Monday, September 20, 2010

Dear Policyholders,
   I am addressing again after about a month which has seen indices go up very fast and the Nifty has now reached a high level of above 5900. I have noticed pointers which indicate that a correction of about 5 to 10 % is on cards. Respecting this very observation I now advise you to transfer funds entirely in to 'secured fund' . This is for all three ie for the conservative, the moderates and also for the aggressive. 

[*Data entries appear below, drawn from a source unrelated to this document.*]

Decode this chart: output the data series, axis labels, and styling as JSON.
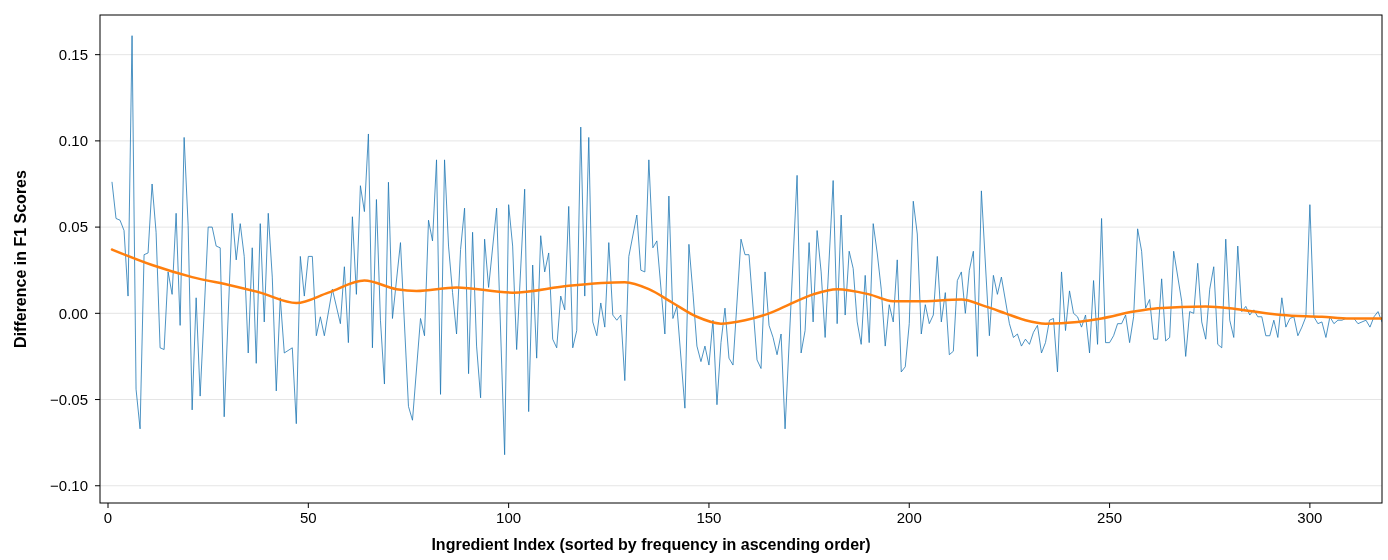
{
  "chart_data": {
    "type": "line",
    "xlabel": "Ingredient Index (sorted by frequency in ascending order)",
    "ylabel": "Difference in F1 Scores",
    "xlim": [
      -2,
      318
    ],
    "ylim": [
      -0.11,
      0.173
    ],
    "xticks": [
      0,
      50,
      100,
      150,
      200,
      250,
      300
    ],
    "yticks": [
      {
        "value": -0.1,
        "label": "−0.10"
      },
      {
        "value": -0.05,
        "label": "−0.05"
      },
      {
        "value": 0,
        "label": "0.00"
      },
      {
        "value": 0.05,
        "label": "0.05"
      },
      {
        "value": 0.1,
        "label": "0.10"
      },
      {
        "value": 0.15,
        "label": "0.15"
      }
    ],
    "grid": "y",
    "marker": "none",
    "series": [
      {
        "color": "#1f77b4",
        "x": [
          1,
          2,
          3,
          4,
          5,
          6,
          7,
          8,
          9,
          10,
          11,
          12,
          13,
          14,
          15,
          16,
          17,
          18,
          19,
          20,
          21,
          22,
          23,
          25,
          26,
          27,
          28,
          29,
          31,
          32,
          33,
          34,
          35,
          36,
          37,
          38,
          39,
          40,
          41,
          42,
          43,
          44,
          46,
          47,
          48,
          49,
          50,
          51,
          52,
          53,
          54,
          56,
          58,
          59,
          60,
          61,
          62,
          63,
          64,
          65,
          66,
          67,
          68,
          69,
          70,
          71,
          73,
          75,
          76,
          78,
          79,
          80,
          81,
          82,
          83,
          84,
          85,
          86,
          87,
          88,
          89,
          90,
          91,
          92,
          93,
          94,
          95,
          97,
          99,
          100,
          101,
          102,
          104,
          105,
          106,
          107,
          108,
          109,
          110,
          111,
          112,
          113,
          114,
          115,
          116,
          117,
          118,
          119,
          120,
          121,
          122,
          123,
          124,
          125,
          126,
          127,
          128,
          129,
          130,
          132,
          133,
          134,
          135,
          136,
          137,
          139,
          140,
          141,
          142,
          144,
          145,
          146,
          147,
          148,
          149,
          150,
          151,
          152,
          153,
          154,
          155,
          156,
          158,
          159,
          160,
          162,
          163,
          164,
          165,
          166,
          167,
          168,
          169,
          172,
          173,
          174,
          175,
          176,
          177,
          178,
          179,
          181,
          182,
          183,
          184,
          185,
          186,
          187,
          188,
          189,
          190,
          191,
          192,
          193,
          194,
          195,
          196,
          197,
          198,
          199,
          200,
          201,
          202,
          203,
          204,
          205,
          206,
          207,
          208,
          209,
          210,
          211,
          212,
          213,
          214,
          215,
          216,
          217,
          218,
          220,
          221,
          222,
          223,
          225,
          226,
          227,
          228,
          229,
          230,
          231,
          232,
          233,
          234,
          235,
          236,
          237,
          238,
          239,
          240,
          241,
          242,
          243,
          244,
          245,
          246,
          247,
          248,
          249,
          250,
          251,
          252,
          253,
          254,
          255,
          256,
          257,
          258,
          259,
          260,
          261,
          262,
          263,
          264,
          265,
          266,
          268,
          269,
          270,
          271,
          272,
          273,
          274,
          275,
          276,
          277,
          278,
          279,
          280,
          281,
          282,
          283,
          284,
          285,
          286,
          287,
          288,
          289,
          290,
          291,
          292,
          293,
          294,
          295,
          296,
          297,
          298,
          299,
          300,
          301,
          302,
          303,
          304,
          305,
          306,
          307,
          308,
          309,
          311,
          312,
          313,
          314,
          315,
          316,
          317,
          318
        ],
        "values": [
          0.076,
          0.055,
          0.054,
          0.048,
          0.01,
          0.161,
          -0.044,
          -0.067,
          0.034,
          0.035,
          0.075,
          0.047,
          -0.02,
          -0.021,
          0.024,
          0.011,
          0.058,
          -0.007,
          0.102,
          0.051,
          -0.056,
          0.009,
          -0.048,
          0.05,
          0.05,
          0.039,
          0.038,
          -0.06,
          0.058,
          0.031,
          0.052,
          0.033,
          -0.023,
          0.038,
          -0.029,
          0.052,
          -0.005,
          0.058,
          0.021,
          -0.045,
          0.009,
          -0.023,
          -0.02,
          -0.064,
          0.033,
          0.01,
          0.033,
          0.033,
          -0.013,
          -0.002,
          -0.013,
          0.014,
          -0.006,
          0.027,
          -0.017,
          0.056,
          0.011,
          0.074,
          0.059,
          0.104,
          -0.02,
          0.066,
          -0.004,
          -0.041,
          0.076,
          -0.003,
          0.041,
          -0.054,
          -0.062,
          -0.003,
          -0.013,
          0.054,
          0.042,
          0.089,
          -0.047,
          0.089,
          0.039,
          0.012,
          -0.012,
          0.037,
          0.061,
          -0.035,
          0.047,
          -0.019,
          -0.049,
          0.043,
          0.015,
          0.061,
          -0.082,
          0.063,
          0.039,
          -0.021,
          0.072,
          -0.057,
          0.028,
          -0.026,
          0.045,
          0.024,
          0.035,
          -0.015,
          -0.02,
          0.01,
          0.002,
          0.062,
          -0.02,
          -0.01,
          0.108,
          0.01,
          0.102,
          -0.005,
          -0.013,
          0.006,
          -0.008,
          0.041,
          -0.001,
          -0.004,
          -0.001,
          -0.039,
          0.033,
          0.057,
          0.025,
          0.024,
          0.089,
          0.038,
          0.042,
          -0.012,
          0.068,
          -0.003,
          0.004,
          -0.055,
          0.04,
          0.012,
          -0.019,
          -0.028,
          -0.019,
          -0.03,
          -0.004,
          -0.053,
          -0.017,
          0.003,
          -0.026,
          -0.03,
          0.043,
          0.034,
          0.034,
          -0.027,
          -0.032,
          0.024,
          -0.007,
          -0.014,
          -0.024,
          -0.012,
          -0.067,
          0.08,
          -0.023,
          -0.01,
          0.041,
          -0.005,
          0.048,
          0.024,
          -0.014,
          0.077,
          -0.006,
          0.057,
          -0.001,
          0.036,
          0.026,
          -0.005,
          -0.018,
          0.022,
          -0.017,
          0.052,
          0.035,
          0.014,
          -0.019,
          0.005,
          -0.005,
          0.031,
          -0.034,
          -0.031,
          -0.006,
          0.065,
          0.046,
          -0.012,
          0.005,
          -0.006,
          -0.001,
          0.033,
          -0.005,
          0.012,
          -0.024,
          -0.022,
          0.019,
          0.024,
          0.0,
          0.025,
          0.036,
          -0.025,
          0.071,
          -0.013,
          0.022,
          0.011,
          0.021,
          -0.006,
          -0.014,
          -0.012,
          -0.019,
          -0.015,
          -0.018,
          -0.011,
          -0.007,
          -0.023,
          -0.017,
          -0.004,
          -0.003,
          -0.034,
          0.024,
          -0.01,
          0.013,
          0.0,
          -0.002,
          -0.008,
          -0.001,
          -0.023,
          0.019,
          -0.018,
          0.055,
          -0.017,
          -0.017,
          -0.013,
          -0.006,
          -0.006,
          -0.001,
          -0.017,
          -0.002,
          0.049,
          0.036,
          0.003,
          0.008,
          -0.015,
          -0.015,
          0.02,
          -0.016,
          -0.014,
          0.036,
          0.007,
          -0.025,
          0.001,
          0.0,
          0.029,
          -0.005,
          -0.015,
          0.014,
          0.027,
          -0.018,
          -0.02,
          0.043,
          -0.004,
          -0.014,
          0.039,
          0.001,
          0.004,
          -0.001,
          0.002,
          -0.002,
          -0.002,
          -0.013,
          -0.013,
          -0.004,
          -0.014,
          0.009,
          -0.008,
          -0.003,
          -0.002,
          -0.013,
          -0.008,
          -0.002,
          0.063,
          -0.002,
          -0.006,
          -0.005,
          -0.014,
          -0.002,
          -0.006,
          -0.004,
          -0.004,
          -0.003,
          -0.003,
          -0.006,
          -0.005,
          -0.004,
          -0.008,
          -0.002,
          0.001,
          -0.005
        ]
      },
      {
        "color": "#ff7f0e",
        "x": [
          1,
          11,
          21,
          31,
          38,
          47,
          55,
          64,
          72,
          77,
          87,
          101,
          115,
          129,
          135,
          141,
          147,
          153,
          159,
          165,
          169,
          176,
          182,
          190,
          196,
          202,
          213,
          219,
          224,
          229,
          234,
          242,
          248,
          256,
          262,
          274,
          280,
          286,
          293,
          303,
          310,
          318
        ],
        "values": [
          0.037,
          0.028,
          0.021,
          0.016,
          0.012,
          0.006,
          0.012,
          0.019,
          0.014,
          0.013,
          0.015,
          0.012,
          0.016,
          0.018,
          0.014,
          0.006,
          -0.002,
          -0.006,
          -0.004,
          0.0,
          0.004,
          0.011,
          0.014,
          0.011,
          0.007,
          0.007,
          0.008,
          0.004,
          0.0,
          -0.004,
          -0.006,
          -0.005,
          -0.003,
          0.001,
          0.003,
          0.004,
          0.003,
          0.001,
          -0.001,
          -0.002,
          -0.003,
          -0.003
        ]
      }
    ]
  }
}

  The RBI has raised the policy rates by a small margin but the bond prices are down and if you enter the secured fund now you also have a chance of appreciation in the bond values when the interest rates are revised downward and I expect it to happen after about six months from now. It is not that stocks have a bleak future but the risk-reward equation is at such point that the prudent investors keep funds in safe pocket and this applies more for the insurance and pension plan funds as they are for long term goals. My resolve is to advise you in way which takes care of safety as well as of decent growth. I am happy that this has been practically achieved since the time I began to advise you in these columns.

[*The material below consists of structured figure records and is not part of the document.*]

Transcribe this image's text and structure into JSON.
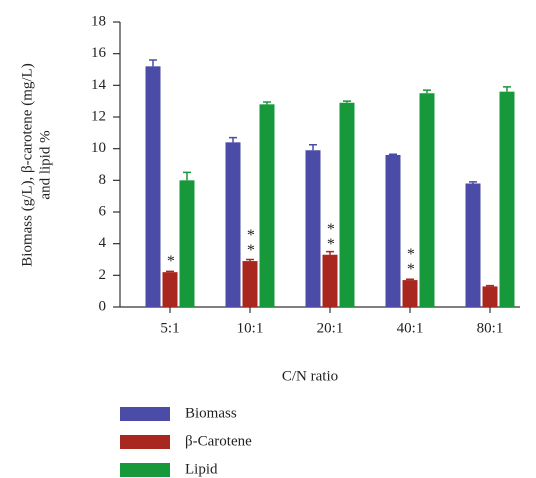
{
  "chart_data": {
    "type": "bar",
    "y_label": [
      "Biomass (g/L), β-carotene (mg/L)",
      "and lipid %"
    ],
    "x_label": "C/N ratio",
    "categories": [
      "5:1",
      "10:1",
      "20:1",
      "40:1",
      "80:1"
    ],
    "series": [
      {
        "name": "Biomass",
        "color": "#4b4ba8",
        "values": [
          15.2,
          10.4,
          9.9,
          9.6,
          7.8
        ],
        "errors": [
          0.4,
          0.3,
          0.35,
          0.05,
          0.1
        ]
      },
      {
        "name": "β-Carotene",
        "color": "#a8281f",
        "values": [
          2.2,
          2.9,
          3.3,
          1.7,
          1.3
        ],
        "errors": [
          0.05,
          0.1,
          0.2,
          0.05,
          0.05
        ],
        "significance": [
          "*",
          "**",
          "**",
          "**",
          null
        ]
      },
      {
        "name": "Lipid",
        "color": "#17983b",
        "values": [
          8.0,
          12.8,
          12.9,
          13.5,
          13.6
        ],
        "errors": [
          0.5,
          0.15,
          0.1,
          0.2,
          0.3
        ]
      }
    ],
    "ylim": [
      0,
      18
    ],
    "yticks": [
      0,
      2,
      4,
      6,
      8,
      10,
      12,
      14,
      16,
      18
    ]
  }
}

   The new plans have been introduced by companies as per the IRDA guidelines but what I find is that the charges like policy fee and fund management have been raised and the fund allocation charges in the first two years have been brought down. The fund-switching also will cost in future policies as against free switching for 24 times in a year in respect of plans sold to you so far. This makes the old plans worth more than gold, therefore please ensure that you keep paying the premium without fail and also keep topping up with every rupee that you save only on the ULIPs you already hold. You are aware that there is no withdrawal restriction or charge on your presently held policies (in a few cases the withdrawal is possible after three years, so check your policy issue date). Its only you who will have the cake and eat it too. 

  So, rejoice and enjoy your most valuable investment asset to the hilt. If you neglect to take full advantage, you are only going to damage the cause of fund growth and tax saving and hassle free management of funds.